New technologies are changing the way we’re living our daily life. From smartphones to self-driving cars, the digital revolution has tremendous impacts on how we’re interacting, on our mobility and how we travel, etc. The healthcare field is particularly being reshaped by the introduction of new digital devices. Dental medicine is no exception: are dentists ready?

It is not by chance that digitisation has progressively conquered almost all fields in the last decade. Increased productivity is the main motor for this transformation and in some industries, failing to board this train often translates into significant losses, or worse, extinction. One simple reason for this is that computers are able to make use of powerful acquisition tools, such as sensors, and to process and share information faster, giving an edge compared to traditional methods.

In dental medicine, the advantages are already clear in multiple aspects of the daily practice, ranging from diagnosis and planification to the final steps of the production and execution. In addition to the gain of chair and laboratory time1, which are both beneficial to the patient and the professionals, digital dental technologies allow for maintaining the same level of quality as conventional methods. Besides higher efficiency, this adds convenience to both the patients and practitioners, reducing the stress in some critical acts such as impression taking, especially when you do not have to worry about the setting of the material or whether the laboratory technician will find the impression good enough or not: you will be able to directly evaluate this on your screen and redo minor corrections in a seamless manner by rescanning specific zones.

These technologies also open up multiple new treatment possibilities, like chairside restorations and aesthetic designs and visualizations that patients are becoming more and more interested in. Guided surgery also undoubtably presents multiple advantages, whether it is only limited to the planification phase or even extends to the surgical procedure, as it allows to reduce some of the prosthetic and surgical challenges, and to preview key points of the treatment before opening the flap.

With the increasing connectivity of our current world, everyone has continuous access to information and no age section is unexposed to the advances in healthcare and specifically in dentistry. Therefore, most of the patients are already doing their due diligence before the appointment, and often start by inquiring about specific techniques or evolution in our profession, like aligners or optical impressions. It will be a matter of time before this becomes a criterion of selection, giving heads start to the practitioners who got in early.

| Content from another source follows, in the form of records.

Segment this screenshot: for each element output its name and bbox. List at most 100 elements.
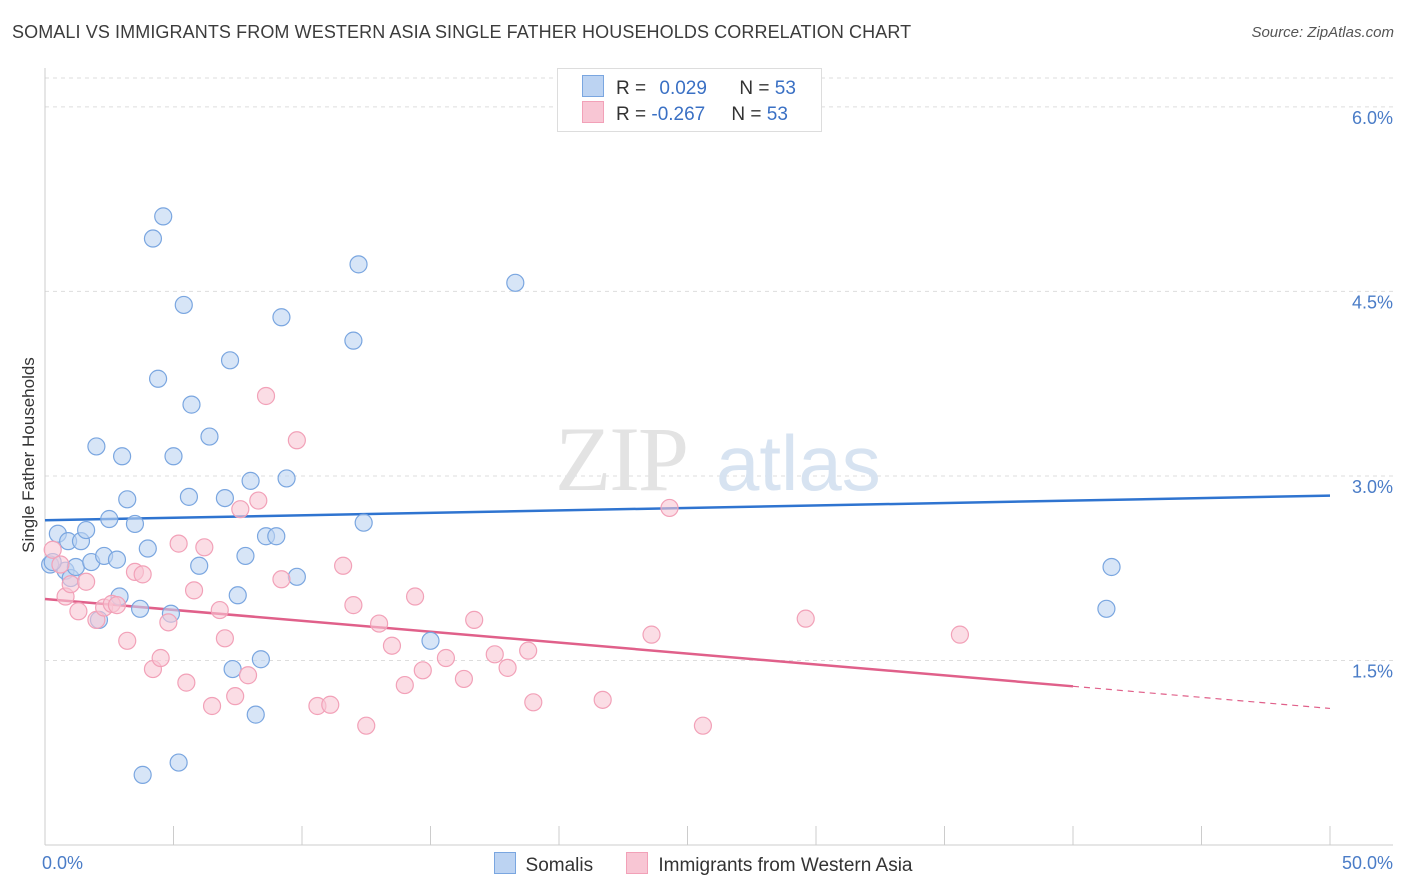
data-point bbox=[436, 648, 456, 668]
data-point bbox=[287, 431, 306, 450]
legend-r-label: R = bbox=[616, 104, 652, 125]
data-point bbox=[133, 765, 152, 784]
legend: R = 0.029 N = 53 R = -0.267 N = 53 bbox=[557, 68, 822, 132]
data-point bbox=[112, 447, 132, 466]
data-point bbox=[169, 534, 188, 553]
data-point bbox=[43, 540, 62, 559]
data-point bbox=[272, 308, 291, 327]
bottom-legend-somalis: Somalis bbox=[493, 852, 594, 877]
x-tick-label: 0.0% bbox=[42, 853, 83, 873]
data-point bbox=[236, 546, 255, 566]
data-point bbox=[238, 666, 258, 685]
data-point bbox=[159, 613, 178, 632]
data-point bbox=[177, 673, 196, 692]
data-point bbox=[133, 565, 152, 584]
data-point bbox=[344, 596, 363, 615]
data-point bbox=[190, 556, 209, 575]
data-point bbox=[506, 273, 525, 292]
chart-title: SOMALI VS IMMIGRANTS FROM WESTERN ASIA S… bbox=[12, 22, 912, 42]
data-point bbox=[485, 645, 504, 664]
data-point bbox=[287, 567, 306, 586]
data-point bbox=[642, 625, 661, 644]
series-0-points bbox=[41, 207, 1121, 784]
data-point bbox=[143, 229, 163, 248]
data-points bbox=[41, 207, 1121, 784]
bottom-legend-label-somalis: Somalis bbox=[525, 855, 594, 876]
legend-r-label: R = bbox=[616, 78, 652, 99]
data-point bbox=[498, 658, 517, 677]
data-point bbox=[251, 650, 270, 669]
data-point bbox=[195, 538, 214, 557]
source-label: Source: ZipAtlas.com bbox=[1251, 24, 1394, 41]
series-1-points bbox=[43, 386, 970, 735]
data-point bbox=[215, 629, 234, 648]
data-point bbox=[357, 716, 376, 735]
data-point bbox=[77, 520, 96, 540]
x-tick-label: 50.0% bbox=[1342, 853, 1393, 873]
x-tick-labels: 0.0% 50.0% bbox=[42, 853, 1393, 873]
data-point bbox=[130, 599, 150, 618]
bottom-legend-western-asia: Immigrants from Western Asia bbox=[626, 852, 912, 877]
data-point bbox=[344, 331, 363, 350]
data-point bbox=[413, 661, 432, 680]
data-point bbox=[321, 695, 340, 714]
data-point bbox=[349, 255, 368, 274]
data-point bbox=[334, 556, 353, 575]
legend-n-label: N = bbox=[739, 78, 775, 99]
data-point bbox=[215, 488, 234, 508]
bottom-legend-label-western-asia: Immigrants from Western Asia bbox=[658, 855, 913, 876]
legend-row-somalis: R = 0.029 N = 53 bbox=[582, 75, 796, 101]
data-point bbox=[660, 498, 679, 518]
legend-swatch-western-asia bbox=[582, 101, 604, 123]
data-point bbox=[228, 586, 247, 605]
data-point bbox=[223, 659, 242, 679]
data-point bbox=[1097, 599, 1116, 618]
data-point bbox=[693, 716, 713, 735]
data-point bbox=[169, 753, 188, 772]
data-point bbox=[118, 490, 137, 509]
data-point bbox=[210, 600, 229, 620]
data-point bbox=[796, 609, 815, 628]
grid-lines bbox=[45, 77, 1393, 661]
data-point bbox=[148, 369, 168, 388]
data-point bbox=[249, 491, 268, 510]
watermark-atlas: atlas bbox=[716, 419, 881, 507]
data-point bbox=[382, 636, 402, 655]
data-point bbox=[246, 705, 265, 724]
data-point bbox=[231, 500, 250, 519]
data-point bbox=[87, 437, 106, 456]
data-point bbox=[354, 513, 373, 532]
data-point bbox=[77, 572, 96, 591]
data-point bbox=[100, 509, 119, 529]
data-point bbox=[182, 395, 201, 414]
data-point bbox=[69, 602, 88, 621]
data-point bbox=[465, 610, 484, 629]
data-point bbox=[1102, 557, 1121, 577]
legend-r-value: -0.267 bbox=[651, 104, 706, 125]
bottom-legend-swatch-western-asia bbox=[626, 852, 649, 874]
y-tick-label: 3.0% bbox=[1352, 477, 1393, 497]
data-point bbox=[256, 386, 276, 406]
data-point bbox=[241, 471, 260, 490]
y-tick-label: 6.0% bbox=[1352, 108, 1393, 128]
legend-swatch-somalis bbox=[582, 75, 604, 97]
data-point bbox=[405, 587, 425, 606]
data-point bbox=[151, 648, 170, 668]
bottom-legend-swatch-somalis bbox=[493, 852, 516, 874]
bottom-legend: Somalis Immigrants from Western Asia bbox=[0, 852, 1406, 877]
trend-line-extension-series-1 bbox=[1072, 685, 1331, 710]
data-point bbox=[519, 641, 538, 660]
data-point bbox=[220, 351, 240, 370]
data-point bbox=[118, 631, 137, 650]
y-tick-labels: 1.5% 3.0% 4.5% 6.0% bbox=[1352, 108, 1393, 682]
legend-n-value: 53 bbox=[766, 104, 788, 125]
data-point bbox=[267, 527, 286, 546]
trend-line-series-1 bbox=[44, 597, 1074, 688]
data-point bbox=[370, 614, 389, 633]
data-point bbox=[202, 696, 222, 716]
y-tick-label: 1.5% bbox=[1352, 661, 1393, 681]
data-point bbox=[277, 469, 296, 488]
data-point bbox=[395, 675, 414, 695]
legend-n-label: N = bbox=[731, 104, 767, 125]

Go digital now with your dental practice

Despite a keen and growing interest in resorting to digital technologies, taking the leap requires specific training. A pioneer in the field, the University of Geneva offers a Master of Advanced Studies (MAS) in Digital Dental Technologies. This 60 ECTS-credit executive education program aims to train dentists to use digital technologies in their daily practice. One key feature of this program is that the core of the cursus is the optimal approach and complete strategies that accompany these technologies, rather than only teaching the mode of use of the different machines. The participants will be fully exposed to the minimally invasive philosophy that the University of Geneva is known for, which is the basis for modern dental medicine2. Built on a unique multidisciplinary approach and taught by renowned lecturers, the curriculum fits with the pursuit of professional activity. Six on-campus training weeks are organized approximately every four months in Geneva, and weekly online courses ensure that no rocks are left unturned by the end of the program. This program is ideal for dentists who would like to maintain their professional activity and still be able to pursue this structured education.

1 Sailer I, Benic GI, Fehmer V, Hämmerle CHF, Mühlemann S. Randomized controlled within-subject evaluation of digital and conventional workflows for the fabrication of lithium disilicate single crowns. Part II: CAD-CAM versus conventional laboratory procedures. J Prosthet Dent. 2017 Jul;118(1):43-48.
2 The University of Geneva is ranked 29th on the QS World University Rankings in the field of dentistry (2021).